In northern California, though, those earliest crops don’t even go to market because southern California and Florida are already in peak stride.
A variegated lavender. Variegated plants – ones with leaves of two or more colors – are almost always mutants. A “normal” plant puts out a genetic mistake of a stem, and when observant plants people notice, they’ll cut it, root it, and create a new plant that may or may not produce variegated offspring.

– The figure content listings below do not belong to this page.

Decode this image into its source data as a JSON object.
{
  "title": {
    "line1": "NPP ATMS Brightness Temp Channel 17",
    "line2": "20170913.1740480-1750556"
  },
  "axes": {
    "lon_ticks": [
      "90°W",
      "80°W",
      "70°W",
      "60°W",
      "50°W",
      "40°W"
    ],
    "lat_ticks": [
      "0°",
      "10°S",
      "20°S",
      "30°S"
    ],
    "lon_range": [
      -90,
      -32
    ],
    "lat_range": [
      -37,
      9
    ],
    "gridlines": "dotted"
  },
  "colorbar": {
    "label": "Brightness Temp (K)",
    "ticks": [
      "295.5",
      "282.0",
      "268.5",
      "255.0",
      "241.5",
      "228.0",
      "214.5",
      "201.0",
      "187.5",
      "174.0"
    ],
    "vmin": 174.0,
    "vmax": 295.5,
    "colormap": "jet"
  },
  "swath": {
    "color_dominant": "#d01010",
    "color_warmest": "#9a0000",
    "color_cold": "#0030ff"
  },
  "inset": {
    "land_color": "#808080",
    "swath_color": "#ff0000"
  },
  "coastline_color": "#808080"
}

A whole lot of plants come in variegated variations, but one I’d never seen with that look was lavender – until I visited the Sunset Magazine test garden in Sonoma.
Growing there was a bushy plant with brilliant creamy-edged blue/green leaves that I didn’t even recognize. Turns out it was lavender ‘Meerlo.’
Unfortunately, it’s a type that isn’t winter-hardy in Pennsylvania (at Zone 9, not even close). So if you can even find it in a catalog or online, it’ll be an annual for us.
My favorite California plant. Finally, under the long list of nice plants we can’t grow in Pennsylvania, I found my favorite California one to add.
It’s called the California lilac, but it isn’t a lilac at all. It’s a totally different species called Ceanothus.
The plant is a broadleaf evergreen shrub with long-lasting, ball-shaped blue flowers about the size of walnuts. They’re true-blue, too… very unusual in a shrub. Most croak when nights drop down 15 degrees or so.